We just moved into our first offgrid house a little before Christmas, it took us 2 years to build it. We (the wife and I) did everything except the concrete flatwork and the sheetrock ourselves -- ditch digging, electrical, plumbing, roofing, everything. It's totally offgrid and completely code-compliant according to the inspectors. I can tell you about it, maybe something will "click".
We're a little above 10,000 feet elevation in the Colorado Rockies. The lowest temp I've seen here in 5 years is -15F. Usually during winter the temps range between 3F and 20F. The house is 375 square feet inside, basically a greatroom with a kitchen and bathroom.
Our foundation is a concrete slab. It was poured inside ICF's. Below the slab is 2" of styrofoam insulation. The water lines are about 4' below that and have another 2" of styrofoam on top of them.
EVERYTHING in the house that is electrical runs on 12vDC, with one exception that will soon be remedied (a heating device for our on-demand water heater). We have full 120v available inside when we want it, basically we use it to recharge cellphones and run a hairdryer occasionally, that's it.
The lights are 12vDC, using standard household fixtures and socket converters that let us use automotive bulbs. The water pumps are Shurflo RV pumps. The refrigerator is an Isotherm CR90. The on-demand hot water heater is a PrecisionTemp RV-500. Heat is supplied by an Empire DV-35 propane heater that is thermostatically controlled but requires no electricity, its pilot light heats a thermopile. We also have a Jotul F100 woodstove. Insulation is R19 in the walls, R38 in the ceiling.

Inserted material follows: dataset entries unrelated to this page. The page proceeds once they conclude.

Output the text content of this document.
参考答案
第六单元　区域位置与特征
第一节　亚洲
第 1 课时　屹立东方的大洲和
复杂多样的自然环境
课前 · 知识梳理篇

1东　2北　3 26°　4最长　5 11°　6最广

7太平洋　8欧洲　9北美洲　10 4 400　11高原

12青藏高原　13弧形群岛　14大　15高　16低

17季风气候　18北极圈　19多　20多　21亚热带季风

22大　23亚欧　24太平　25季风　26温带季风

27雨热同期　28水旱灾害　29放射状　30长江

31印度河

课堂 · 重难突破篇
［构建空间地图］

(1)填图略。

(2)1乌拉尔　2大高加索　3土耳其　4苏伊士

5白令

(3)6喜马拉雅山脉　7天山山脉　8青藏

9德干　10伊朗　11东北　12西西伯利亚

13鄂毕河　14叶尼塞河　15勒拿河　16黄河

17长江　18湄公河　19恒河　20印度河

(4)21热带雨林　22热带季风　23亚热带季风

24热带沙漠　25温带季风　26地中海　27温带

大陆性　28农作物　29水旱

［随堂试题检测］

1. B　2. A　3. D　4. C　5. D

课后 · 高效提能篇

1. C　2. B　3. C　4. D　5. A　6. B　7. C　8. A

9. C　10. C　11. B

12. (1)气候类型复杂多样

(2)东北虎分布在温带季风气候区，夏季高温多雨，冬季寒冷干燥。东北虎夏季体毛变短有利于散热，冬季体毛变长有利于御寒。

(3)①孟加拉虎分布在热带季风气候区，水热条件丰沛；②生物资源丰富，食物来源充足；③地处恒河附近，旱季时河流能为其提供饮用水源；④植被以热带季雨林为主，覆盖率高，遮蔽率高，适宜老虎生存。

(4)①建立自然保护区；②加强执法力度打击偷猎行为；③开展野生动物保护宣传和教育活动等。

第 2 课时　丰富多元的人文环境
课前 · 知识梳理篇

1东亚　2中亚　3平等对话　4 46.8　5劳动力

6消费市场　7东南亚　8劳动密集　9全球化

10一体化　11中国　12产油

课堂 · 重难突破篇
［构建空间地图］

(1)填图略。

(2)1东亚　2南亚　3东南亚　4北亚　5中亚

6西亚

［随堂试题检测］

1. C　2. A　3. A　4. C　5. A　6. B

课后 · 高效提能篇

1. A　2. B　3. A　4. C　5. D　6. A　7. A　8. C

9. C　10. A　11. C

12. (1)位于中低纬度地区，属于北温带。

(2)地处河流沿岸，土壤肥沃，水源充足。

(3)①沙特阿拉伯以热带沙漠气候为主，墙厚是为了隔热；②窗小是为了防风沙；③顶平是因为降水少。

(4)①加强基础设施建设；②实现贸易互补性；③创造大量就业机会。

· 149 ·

We went for a cathedral ceiling to make it feel roomier, and it does. During winter when the temp is in single digits outside and we fire up the woodstove, we have to open windows to keep from getting run out of the place, an inside temp of 80F+ is almost too easy to achieve and it's taken some practice to learn how to keep it reasonable.

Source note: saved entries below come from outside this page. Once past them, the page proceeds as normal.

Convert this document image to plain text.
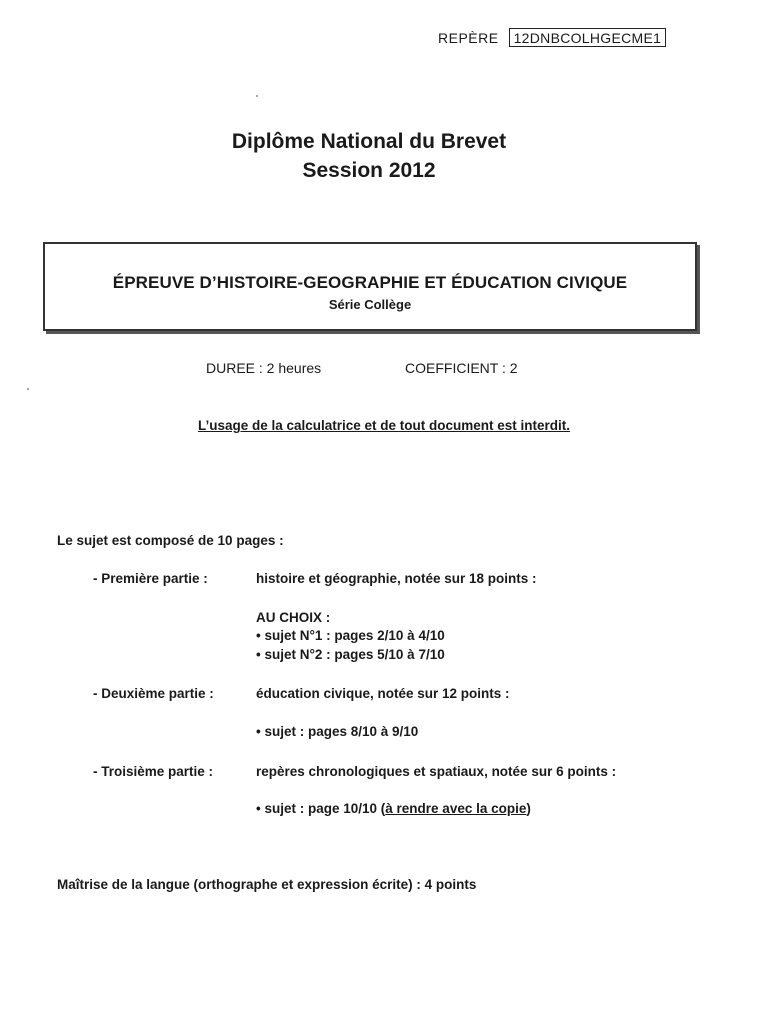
REPÈRE	12DNBCOLHGECME1
Diplôme National du Brevet
Session 2012
ÉPREUVE D’HISTOIRE-GEOGRAPHIE ET ÉDUCATION CIVIQUE
Série Collège
DUREE : 2 heures	COEFFICIENT : 2
L’usage de la calculatrice et de tout document est interdit.
Le sujet est composé de 10 pages :
- Première partie :	histoire et géographie, notée sur 18 points :
AU CHOIX :
• sujet N°1 : pages 2/10 à 4/10
• sujet N°2 : pages 5/10 à 7/10
- Deuxième partie :	éducation civique, notée sur 12 points :
• sujet : pages 8/10 à 9/10
- Troisième partie :	repères chronologiques et spatiaux, notée sur 6 points :
• sujet : page 10/10 (à rendre avec la copie)
Maîtrise de la langue (orthographe et expression écrite) : 4 points
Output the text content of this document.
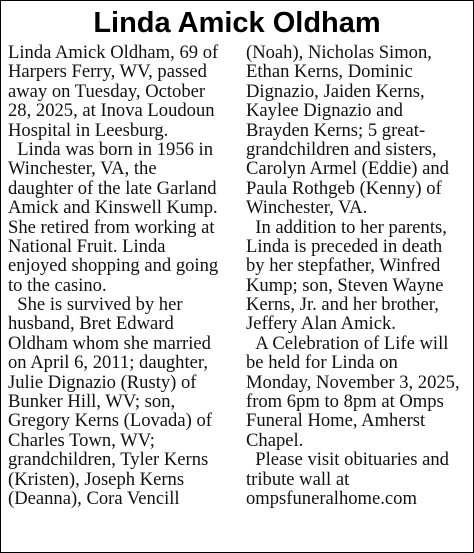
Linda Amick Oldham
Linda Amick Oldham, 69 of
Harpers Ferry, WV, passed
away on Tuesday, October
28, 2025, at Inova Loudoun
Hospital in Leesburg.
Linda was born in 1956 in
Winchester, VA, the
daughter of the late Garland
Amick and Kinswell Kump.
She retired from working at
National Fruit. Linda
enjoyed shopping and going
to the casino.
She is survived by her
husband, Bret Edward
Oldham whom she married
on April 6, 2011; daughter,
Julie Dignazio (Rusty) of
Bunker Hill, WV; son,
Gregory Kerns (Lovada) of
Charles Town, WV;
grandchildren, Tyler Kerns
(Kristen), Joseph Kerns
(Deanna), Cora Vencill
(Noah), Nicholas Simon,
Ethan Kerns, Dominic
Dignazio, Jaiden Kerns,
Kaylee Dignazio and
Brayden Kerns; 5 great-
grandchildren and sisters,
Carolyn Armel (Eddie) and
Paula Rothgeb (Kenny) of
Winchester, VA.
In addition to her parents,
Linda is preceded in death
by her stepfather, Winfred
Kump; son, Steven Wayne
Kerns, Jr. and her brother,
Jeffery Alan Amick.
A Celebration of Life will
be held for Linda on
Monday, November 3, 2025,
from 6pm to 8pm at Omps
Funeral Home, Amherst
Chapel.
Please visit obituaries and
tribute wall at
ompsfuneralhome.com
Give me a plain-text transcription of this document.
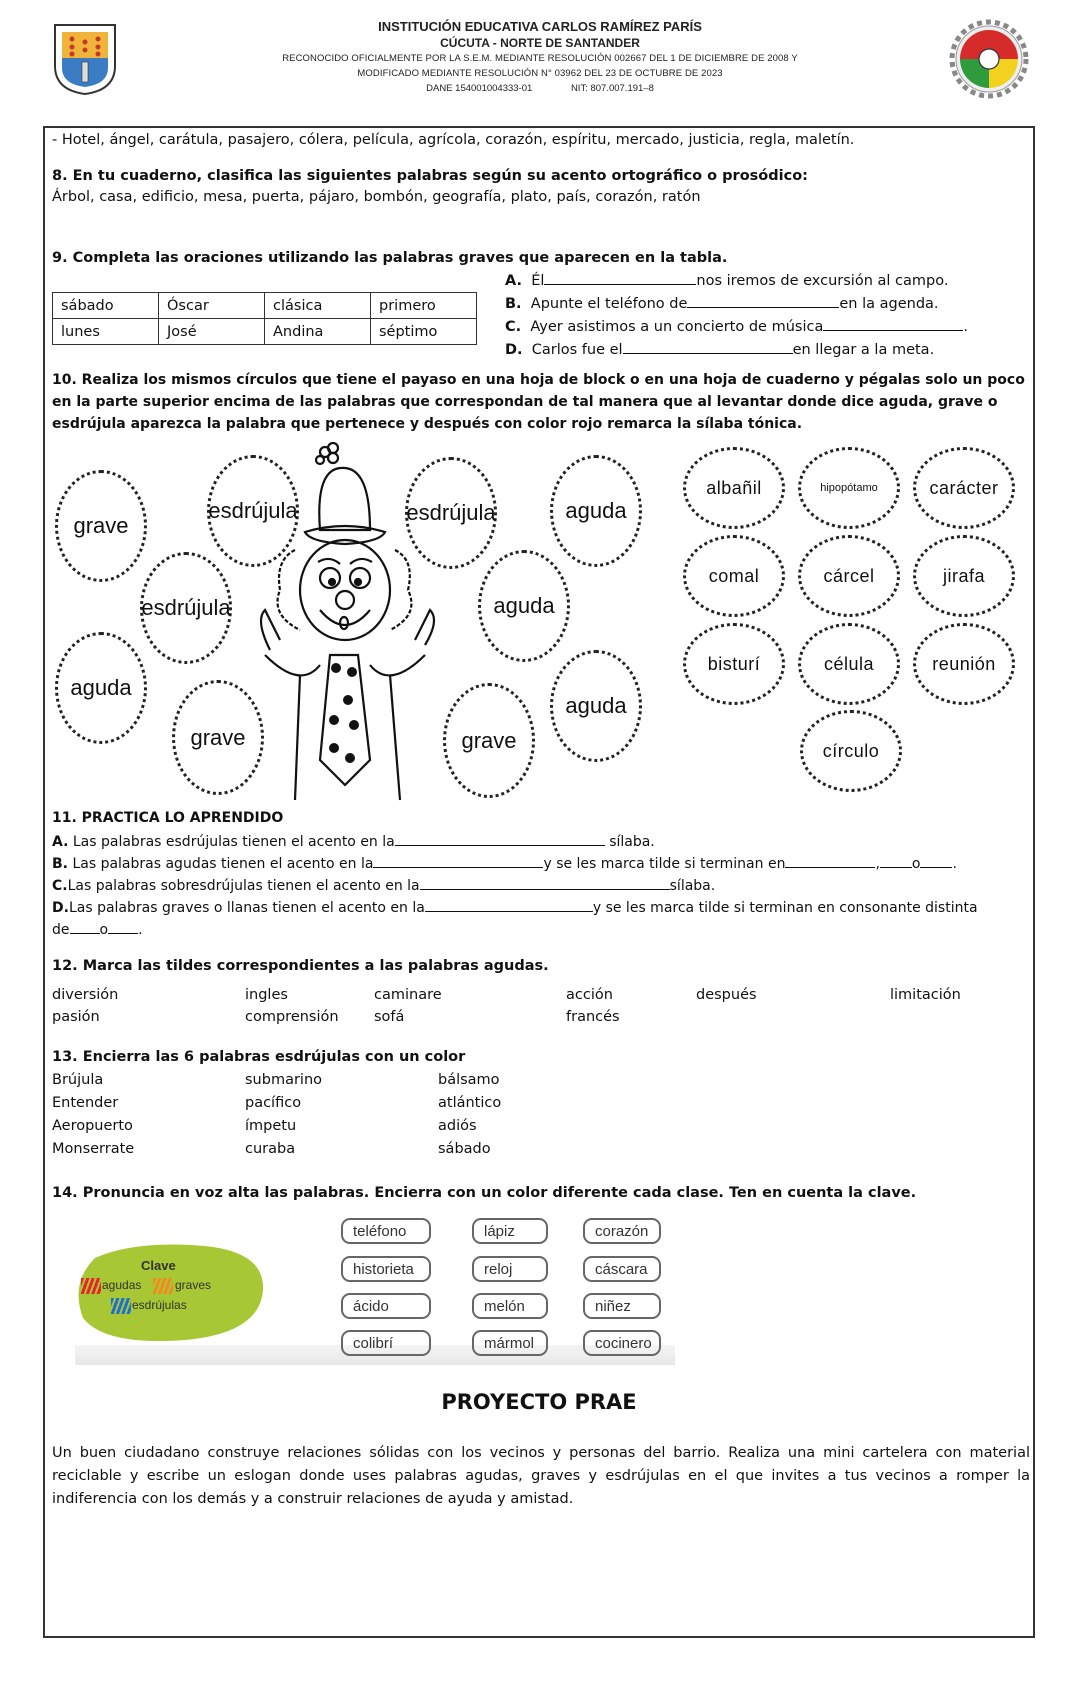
INSTITUCIÓN EDUCATIVA CARLOS RAMÍREZ PARÍS
CÚCUTA - NORTE DE SANTANDER
RECONOCIDO OFICIALMENTE POR LA S.E.M. MEDIANTE RESOLUCIÓN 002667 DEL 1 DE DICIEMBRE DE 2008 Y
MODIFICADO MEDIANTE RESOLUCIÓN N° 03962 DEL 23 DE OCTUBRE DE 2023
DANE 154001004333-01	NIT: 807.007.191–8
- Hotel, ángel, carátula, pasajero, cólera, película, agrícola, corazón, espíritu, mercado, justicia, regla, maletín.
8. En tu cuaderno, clasifica las siguientes palabras según su acento ortográfico o prosódico:
Árbol, casa, edificio, mesa, puerta, pájaro, bombón, geografía, plato, país, corazón, ratón
9. Completa las oraciones utilizando las palabras graves que aparecen en la tabla.
sábado	Óscar	clásica	primero
lunes	José	Andina	séptimo
A. Él	nos iremos de excursión al campo.
B. Apunte el teléfono de	en la agenda.
C. Ayer asistimos a un concierto de música	.
D. Carlos fue el	en llegar a la meta.
10. Realiza los mismos círculos que tiene el payaso en una hoja de block o en una hoja de cuaderno y pégalas solo un poco
en la parte superior encima de las palabras que correspondan de tal manera que al levantar donde dice aguda, grave o
esdrújula aparezca la palabra que pertenece y después con color rojo remarca la sílaba tónica.
grave
esdrújula	esdrújula	aguda
esdrújula	aguda
aguda
aguda
grave	grave
albañil	hipopótamo	carácter
comal	cárcel	jirafa
bisturí	célula	reunión
círculo
11. PRACTICA LO APRENDIDO
A. Las palabras esdrújulas tienen el acento en la	sílaba.
B. Las palabras agudas tienen el acento en la	y se les marca tilde si terminan en	, o .
C.Las palabras sobresdrújulas tienen el acento en la	sílaba.
D.Las palabras graves o llanas tienen el acento en la	y se les marca tilde si terminan en consonante distinta
de o .
12. Marca las tildes correspondientes a las palabras agudas.
diversión	ingles	caminare	acción	después	limitación
pasión	comprensión sofá	francés
13. Encierra las 6 palabras esdrújulas con un color
Brújula
Entender
Aeropuerto
Monserrate
submarino
pacífico
ímpetu
curaba
bálsamo
atlántico
adiós
sábado
14. Pronuncia en voz alta las palabras. Encierra con un color diferente cada clase. Ten en cuenta la clave.
Clave
agudas	graves
esdrújulas
teléfono	lápiz	corazón
historieta	reloj	cáscara
ácido	melón	niñez
colibrí	mármol	cocinero
PROYECTO PRAE
Un buen ciudadano construye relaciones sólidas con los vecinos y personas del barrio. Realiza una mini cartelera con material reciclable y escribe un eslogan donde uses palabras agudas, graves y esdrújulas en el que invites a tus vecinos a romper la indiferencia con los demás y a construir relaciones de ayuda y amistad.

There's a 12v control panel in the kitchen above the range hood inside a cabinet. On average the house runs at maybe 4amps. The 12vDC isn't really 12v, it's really 13.7v provided by a Samlex switch-mode DC converter attached to our 24v battery bank. So we're talking about an average power usage for the entire house of maybe 70 watts. When I run my laptop it's about 60 watts by itself but a lot of the time the house is drawing zero current.
About 12' from the house is the generator/power shed. It's about 6'x12' in size, the south half is the electrical room and the north half is the generator room. They are separated by a wall that I made as airtight as possible. The generator room has never yet been used for a generator, it's currently full of "stuff" we have no other place to store.
The electrical room contains a battery box made from a large plastic tub turned upside down and vented through the roof with 4' poly pipe. It has room for just 4 batteries, and I may replace it this summer to expand the battery bank. Currently the battery bank is 250AH. It's connected to a Xantrex DR2424 charger/inverter, a Samlex SDC-30 switch-mode voltage converter to provide 12v, an Outback MX-60 solar controller (currently acting as a costly voltmeter as I've no solar array yet), and a meter/switchbox for an AirBreeze wind turbine.
The power lines between shed and house run underground. There's also a 1" poly pipe that's there for possible future instrumentation inside the house.
I *should* have run a second line between the power shed and the back of the woodstove so I'd be able to conveniently run a line from some kind of heat-powered device, but I failed to do that.
Currently we charge the batteries from a gas-powered generator which runs a few hours a day. The wind turbine helps out but was never intended to do the full job, just add a bit during blizzard conditions.
If there's more I can tell you, ask.